3. GÜVENLİK KORUCULARININ GÖREV ALANLARI VE GÖREV TANIMLARI

Köy bölgelerinde kamu düzeninin ve güvenliğinin sağlanmasında ilk kademeyi oluşturan köy korucusunun görev ve sorumlulukları ile yapmaları yasak olan işler 442 sayılı Köy Kanunu’nun Sekizinci Faslında düzenlenmiştir. Ayrıca gizlilik nedeniyle yayımlanmayan yönetmelik bulunmaktadır (Arap ve Erat, 2015:87). 1980’li yıllarda artan terör olaylarının önlenmesi amacıyla geliştirilen güvenlik korucularının göreve başlayabilmeleri gerekli şartlar ile görevlerine son verilebilecek haller, görevleri ve sorumlulukları, haklarında uygulanabilecek disiplin işlemleri, eğitimleri ve izin konuları ayrıca çıkarılan yönetmelik ve yönerge esaslarına göre yürütülmektedir.

3.1. Görev Alanları

442 sayılı Köy Kanunu’na göre nüfusu iki bin kişiden az olan yerleşim bölgelerinde (köy), herkesin ırzını, malını ve canını korumak üzere köy muhtarının emrinde 22-60 yaş arasında en az bir silahlı köy korucusu görevlendirileceği belirlenmiştir (442 sayılı Köy Kanunu, 1924:md.68-73). Her ne kadar Köy Kanunda korucunun çalışabileceği üst yaş sınır 60 olarak belirlenmiş ise de 2017 yılında 690 sayılı KHK ile güvenlik korucularının 55 yaşından sonra görevlendirilemeyeceğine dair düzenleme yapılmıştır (690 sayılı KHK, 2017:md.27; 7077 sayılı Kanun, 2018:md.23).

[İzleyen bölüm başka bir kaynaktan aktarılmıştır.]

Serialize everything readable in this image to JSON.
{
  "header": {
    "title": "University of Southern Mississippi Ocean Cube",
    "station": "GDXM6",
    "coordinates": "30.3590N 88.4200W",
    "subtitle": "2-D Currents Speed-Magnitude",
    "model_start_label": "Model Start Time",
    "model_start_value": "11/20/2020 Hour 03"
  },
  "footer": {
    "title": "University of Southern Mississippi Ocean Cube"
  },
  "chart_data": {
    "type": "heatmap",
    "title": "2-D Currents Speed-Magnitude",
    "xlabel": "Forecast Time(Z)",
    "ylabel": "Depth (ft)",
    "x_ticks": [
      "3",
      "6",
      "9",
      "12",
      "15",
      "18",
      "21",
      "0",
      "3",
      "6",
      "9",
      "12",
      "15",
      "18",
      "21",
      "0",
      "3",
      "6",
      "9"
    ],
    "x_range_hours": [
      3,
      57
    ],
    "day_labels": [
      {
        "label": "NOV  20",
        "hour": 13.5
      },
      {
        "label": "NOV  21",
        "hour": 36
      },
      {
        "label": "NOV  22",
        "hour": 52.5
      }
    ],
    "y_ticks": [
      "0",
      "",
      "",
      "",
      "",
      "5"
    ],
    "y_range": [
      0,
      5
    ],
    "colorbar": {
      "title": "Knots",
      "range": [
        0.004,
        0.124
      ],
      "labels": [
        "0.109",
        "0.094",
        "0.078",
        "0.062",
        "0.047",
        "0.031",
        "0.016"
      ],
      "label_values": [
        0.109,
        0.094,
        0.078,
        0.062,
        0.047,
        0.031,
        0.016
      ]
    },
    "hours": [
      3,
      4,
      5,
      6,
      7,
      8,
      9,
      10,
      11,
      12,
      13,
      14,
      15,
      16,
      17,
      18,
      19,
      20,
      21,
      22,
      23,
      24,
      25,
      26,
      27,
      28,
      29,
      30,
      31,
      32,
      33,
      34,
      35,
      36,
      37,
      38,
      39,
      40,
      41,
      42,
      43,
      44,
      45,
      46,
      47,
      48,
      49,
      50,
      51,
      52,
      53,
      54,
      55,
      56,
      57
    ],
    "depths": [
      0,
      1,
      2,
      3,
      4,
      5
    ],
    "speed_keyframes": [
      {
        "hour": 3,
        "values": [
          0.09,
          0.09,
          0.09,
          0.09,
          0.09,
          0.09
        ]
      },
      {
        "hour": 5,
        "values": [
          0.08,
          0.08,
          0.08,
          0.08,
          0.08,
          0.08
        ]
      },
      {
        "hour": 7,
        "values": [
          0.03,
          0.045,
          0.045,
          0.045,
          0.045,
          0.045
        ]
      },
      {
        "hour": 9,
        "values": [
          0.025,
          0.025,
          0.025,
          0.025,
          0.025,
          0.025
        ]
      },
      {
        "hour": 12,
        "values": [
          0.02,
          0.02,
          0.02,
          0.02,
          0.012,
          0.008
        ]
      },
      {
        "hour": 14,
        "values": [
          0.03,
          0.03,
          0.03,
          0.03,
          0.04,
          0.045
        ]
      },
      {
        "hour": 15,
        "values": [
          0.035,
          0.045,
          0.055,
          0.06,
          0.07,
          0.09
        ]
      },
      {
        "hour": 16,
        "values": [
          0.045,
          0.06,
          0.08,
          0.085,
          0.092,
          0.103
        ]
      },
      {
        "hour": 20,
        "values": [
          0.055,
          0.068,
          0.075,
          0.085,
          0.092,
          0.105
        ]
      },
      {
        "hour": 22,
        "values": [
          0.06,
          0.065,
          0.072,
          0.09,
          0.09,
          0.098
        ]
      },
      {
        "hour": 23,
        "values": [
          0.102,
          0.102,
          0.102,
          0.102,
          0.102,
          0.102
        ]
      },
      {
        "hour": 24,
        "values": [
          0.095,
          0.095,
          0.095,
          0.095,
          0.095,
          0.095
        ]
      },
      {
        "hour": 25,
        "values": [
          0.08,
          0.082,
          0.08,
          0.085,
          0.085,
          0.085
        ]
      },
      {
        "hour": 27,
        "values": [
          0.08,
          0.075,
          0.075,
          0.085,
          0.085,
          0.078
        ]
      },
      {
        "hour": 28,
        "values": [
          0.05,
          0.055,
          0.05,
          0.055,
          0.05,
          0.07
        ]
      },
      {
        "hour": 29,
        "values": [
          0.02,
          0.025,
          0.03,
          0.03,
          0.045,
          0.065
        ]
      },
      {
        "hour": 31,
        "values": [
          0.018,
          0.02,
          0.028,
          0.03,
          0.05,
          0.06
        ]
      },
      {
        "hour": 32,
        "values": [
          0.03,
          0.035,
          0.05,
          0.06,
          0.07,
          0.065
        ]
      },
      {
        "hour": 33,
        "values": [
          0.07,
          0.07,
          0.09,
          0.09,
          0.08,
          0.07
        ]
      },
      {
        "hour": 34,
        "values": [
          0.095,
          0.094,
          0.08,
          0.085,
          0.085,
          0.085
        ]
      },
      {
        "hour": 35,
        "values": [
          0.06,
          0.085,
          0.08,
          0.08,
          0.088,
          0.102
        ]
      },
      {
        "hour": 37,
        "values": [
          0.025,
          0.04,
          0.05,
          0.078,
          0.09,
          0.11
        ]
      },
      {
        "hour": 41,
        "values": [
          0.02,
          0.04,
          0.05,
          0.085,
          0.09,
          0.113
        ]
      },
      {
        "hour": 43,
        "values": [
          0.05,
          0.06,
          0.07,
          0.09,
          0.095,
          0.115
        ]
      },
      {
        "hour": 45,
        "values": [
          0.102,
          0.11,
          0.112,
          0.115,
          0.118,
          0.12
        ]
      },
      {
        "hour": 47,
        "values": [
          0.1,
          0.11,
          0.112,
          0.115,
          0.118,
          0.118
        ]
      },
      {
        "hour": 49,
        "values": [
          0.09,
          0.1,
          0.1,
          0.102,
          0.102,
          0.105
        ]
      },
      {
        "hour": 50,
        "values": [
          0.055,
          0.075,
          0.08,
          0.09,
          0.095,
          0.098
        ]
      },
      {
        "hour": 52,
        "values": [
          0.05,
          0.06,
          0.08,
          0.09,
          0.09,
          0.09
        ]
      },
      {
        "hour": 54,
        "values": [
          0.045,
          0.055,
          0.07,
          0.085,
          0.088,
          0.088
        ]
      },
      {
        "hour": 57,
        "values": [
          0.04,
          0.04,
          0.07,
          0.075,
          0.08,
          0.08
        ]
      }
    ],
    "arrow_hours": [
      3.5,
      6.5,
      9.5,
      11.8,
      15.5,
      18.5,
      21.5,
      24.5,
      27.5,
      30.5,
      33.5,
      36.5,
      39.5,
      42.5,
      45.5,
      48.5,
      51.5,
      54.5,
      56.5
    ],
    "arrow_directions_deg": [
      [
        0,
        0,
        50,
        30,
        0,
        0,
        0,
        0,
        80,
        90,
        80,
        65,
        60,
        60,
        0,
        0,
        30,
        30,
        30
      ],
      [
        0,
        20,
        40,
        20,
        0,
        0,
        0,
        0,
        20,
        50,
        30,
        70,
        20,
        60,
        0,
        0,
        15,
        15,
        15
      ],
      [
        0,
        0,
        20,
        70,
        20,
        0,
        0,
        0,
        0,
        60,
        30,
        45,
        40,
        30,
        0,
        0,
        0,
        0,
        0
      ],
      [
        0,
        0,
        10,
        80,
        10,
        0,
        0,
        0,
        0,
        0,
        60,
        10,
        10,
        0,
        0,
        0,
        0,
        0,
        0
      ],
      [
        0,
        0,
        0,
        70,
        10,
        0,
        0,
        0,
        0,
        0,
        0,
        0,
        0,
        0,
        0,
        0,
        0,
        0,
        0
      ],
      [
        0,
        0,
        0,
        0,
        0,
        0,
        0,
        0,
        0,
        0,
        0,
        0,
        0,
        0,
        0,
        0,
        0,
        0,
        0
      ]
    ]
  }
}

Köy Kanunun 74’ncü maddesinde özellikle mahsul zamanı köy halkını yağmaya karşı eşkıyalardan koruyabilmek amacıyla köy muhtarı ve ihtiyar heyeti tarafından lüzumu kadar kişinin gönüllü güvenlik korucusu olarak görevlendirilerek köyü ve köylüyü koruyabilecekleri belirlenmiş iken (442 sayılı Köy Kanunu, 1924:md.74), artan terör olayları sebebiyle köy ve köylünün korunabilmesi için 1985 yılında 3175 sayılı ve 2007 yılında 5673 sayılı Kanunlar ile bir takım değişikliğe gidilmiştir. Buna göre Cumhurbaşkanı tarafından belirlenecek illerde; köylünün canına ve malına yönelik

terör eylemlerinin artması durumunda, valinin teklifi ve İçişleri Bakanının onayı ile kırk bin kişiyi geçmeyecek şekilde yeteri

kadar güvenlik korucusu

görevlendirilebilmektedir. Güvenlik korucusu sayısının Cumhurbaşkanı tarafından %50’ye kadar artırılabileceği kararlaştırılmıştır (3175 sayılı Kanun, 1985:md.1; 5673 sayılı Kanun, 2007:md.1). Güvenlik koruculuğu uygulaması; Van, Ağrı, Kars, Ardahan, Iğdır, Muş, Bingöl, Tunceli, Bitlis, Şanlıurfa, Diyarbakır, Adıyaman, Mardin, Siirt, Şırnak, Batman ve Hakkari (27/6/1985 tarihli ve 85/9632 sayılı Bakanlar Kurulu Kararı); Malatya (1/4/1987 tarihli ve 87/11645 sayılı sayılı Bakanlar Kurulu Kararı); Elazığ (21/7/1989 tarihli ve 89/14395 sayılı Bakanlar Kurulu Kararı); Kahramanmaraş (9/5/1990 tarihli ve 90/458 sayılı Bakanlar Kurulu Kararı); Gaziantep, Kilis (27/6/1990 tarihli ve 90/630 sayılı Bakanlar Kurulu Kararı); Erzincan, Erzurum, Hatay ve Osmaniye (28/11/2016 tarihli ve 2016/9576 sayılı Bakanlar Kurulu Kararı) illerinde devam edilmektedir. Güvenlik korucularının görev alanı görevli bulundukları köy sınırları içersinde belirlenmiştir ancak ihtiyaç durumunda vali ve kaymakamın onayı ile görev alanları, geçici ve süresi belirli olarak köy sınırları dışına genişletilebilmekte ve görev yerleri değiştirilebilmektedir (6758 sayılı Kanun, 2016:md.21).

3.2. Görev Tanımı

Terör örgütlerine kaşı stratejik ve taktik anlamda alan üstünlüğü elde etmek, ikmal alanlarını kısıtlamak ve terör örgütlerinin bölgelerinde barındırmamak üzere görev yapmaya devam etmekte (Koç, 2012:8) olan güvenlik korucuları ile korucu başlarının; görevlendirilmeleri ilgili tüm işlemler, 442 Sayılı Köy Kanununun 74’üncü maddesinde değişiklik yapan 5673 Sayılı Kanuna dayanılarak hazırlanan Geçici Köy Korucuları Yönergesinde belirtilen usul ve esaslara uygun olarak yürütülmektedir (5673 sayılı Kanun, 2007:md.2 ve EK-18). Yönetmeliğe göre korucular, her ne kadar idari açıdan köy muhtarının gözetim ve

(5)

denetimi altında olsalar da mesleki açıdan görev yaptıkları köyün bağlı bulunduğu Jandarma Karakol Komutanının emir ve komutası içerisindedirler.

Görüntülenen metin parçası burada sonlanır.